STILLWATER, Okla. (KFOR) — A Stillwater firefighter is getting a second chance at life.
You may remember Capt. Randy Blake’s story from last November.
Blake contracted COVID-19 at the end of October and was left fighting for his life.
Just two days ago, he was able to walk out of a Phoenix hospital after a double lung transplant.
“It completely blindsided me,” Blake said. “I never, never in a million years thought it would hit me this hard. I felt like for a 44-year-old guy, I was in pretty good shape.”
In Tulsa, he was put on ECMO for 5 weeks, then a ventilator for 7 weeks.
An ECMO, or extra-corporeal (outside of the body) membrane (in the machine) oxygenation (providing oxygen), is an invasive therapy used for patients whose lungs are so damaged that ventilation via a breathing tube in the airway attached to a mechanical ventilator is not sufficient to provide oxygen nor release carbon dioxide in the bloodstream, according to Forbes.

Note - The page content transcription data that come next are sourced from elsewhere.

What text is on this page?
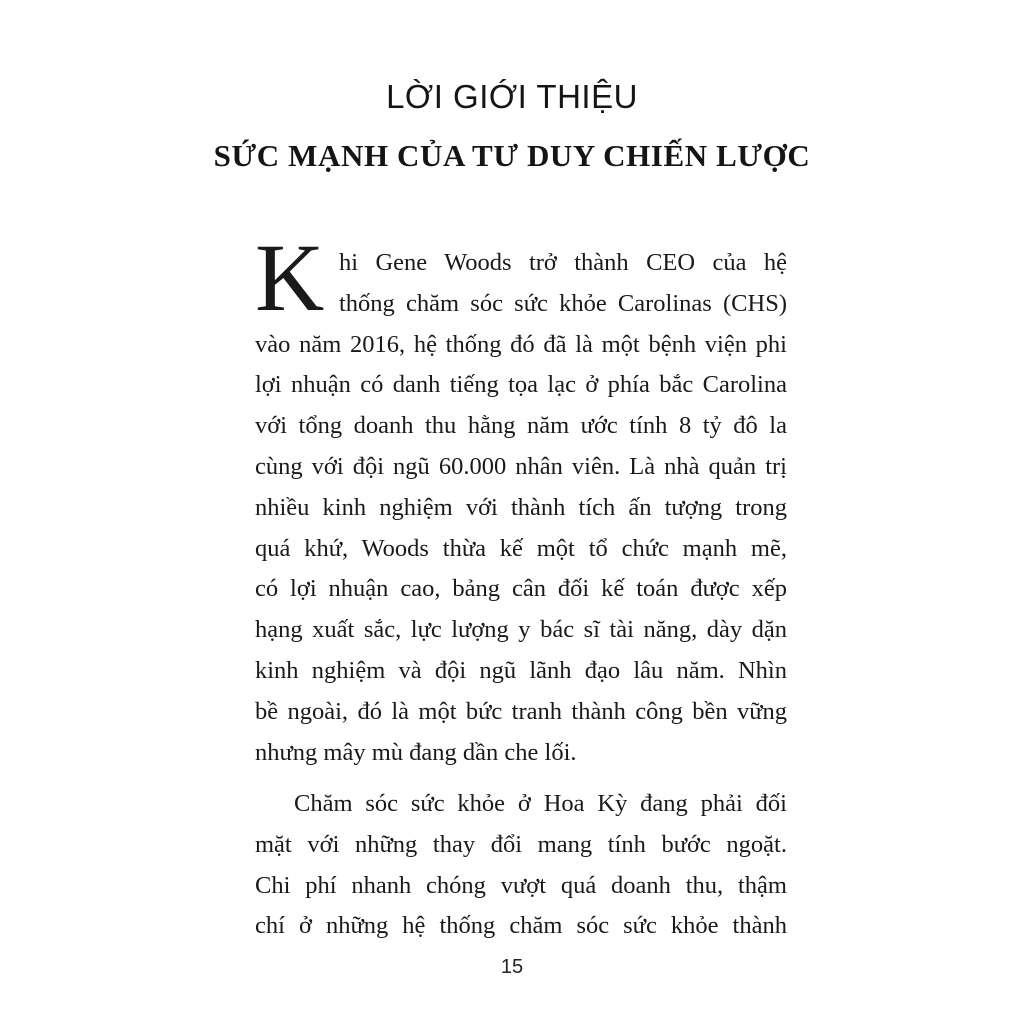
LỜI GIỚI THIỆU
SỨC MẠNH CỦA TƯ DUY CHIẾN LƯỢC
K hi Gene Woods trở thành CEO của hệ
thống chăm sóc sức khỏe Carolinas (CHS)
vào năm 2016, hệ thống đó đã là một bệnh viện phi
lợi nhuận có danh tiếng tọa lạc ở phía bắc Carolina
với tổng doanh thu hằng năm ước tính 8 tỷ đô la
cùng với đội ngũ 60.000 nhân viên. Là nhà quản trị
nhiều kinh nghiệm với thành tích ấn tượng trong
quá khứ, Woods thừa kế một tổ chức mạnh mẽ,
có lợi nhuận cao, bảng cân đối kế toán được xếp
hạng xuất sắc, lực lượng y bác sĩ tài năng, dày dặn
kinh nghiệm và đội ngũ lãnh đạo lâu năm. Nhìn
bề ngoài, đó là một bức tranh thành công bền vững
nhưng mây mù đang dần che lối.
Chăm sóc sức khỏe ở Hoa Kỳ đang phải đối
mặt với những thay đổi mang tính bước ngoặt.
Chi phí nhanh chóng vượt quá doanh thu, thậm
chí ở những hệ thống chăm sóc sức khỏe thành
15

Since then, his journey hasn’t been an easy one. He recently received a double lung transplant at a hospital in Phoenix.
“This transplant wouldn’t be possible without all the support we’ve received from back home, in my hometown of Stillwater,” Blake said. “It’s a work in progress. My lung transplant was about 3 1/2 weeks ago. So, the first initial stages I made some progress. But I lost like 55 pounds over the last four months. My recovery is gonna be months and months trying to get back to where I was at. The doctor said 8 months to a year.”
Blake tells us he’ll be staying in Phoenix for another three months for doctor’s appointments and checkups. But he’s more than ready to get back home to his kids.
“Oh my gosh, that’s the reason I’m fighting. Why I’m going through this. My wife has been just solid gold. She’s taken such good care of me. She deserves more credit then she’ll ever know. And my kids, they’ve had to experience some things that you never wish on anybody. Having to come potentially say goodbye to their dad because the doctors didn’t think I was gonna make it,” Blake said.
Blake says he already has plans for when he officially is released to head back to Oklahoma and even beyond that– hoping to pay it forward to the doctors, staff and support system who he says saved his life.
“My goal is just, I didn’t think that I was going to make it. I’ve had a long time to think about this. Just, with this second chance at life to honor God and his mercy that he’s shown me, and the person who donated these lungs to me. I don’t know who they are, they won’t give me their name and information for a year but that’s a sacrifice that I’ll never be able to repay,” Blake said.
Blake tells KFOR he got to see his kids for the first time about three weeks ago. He says they got to spend about 45 minutes together outdoors– all while wearing protective gear. But he says it was totally worth it to be able to see them in person.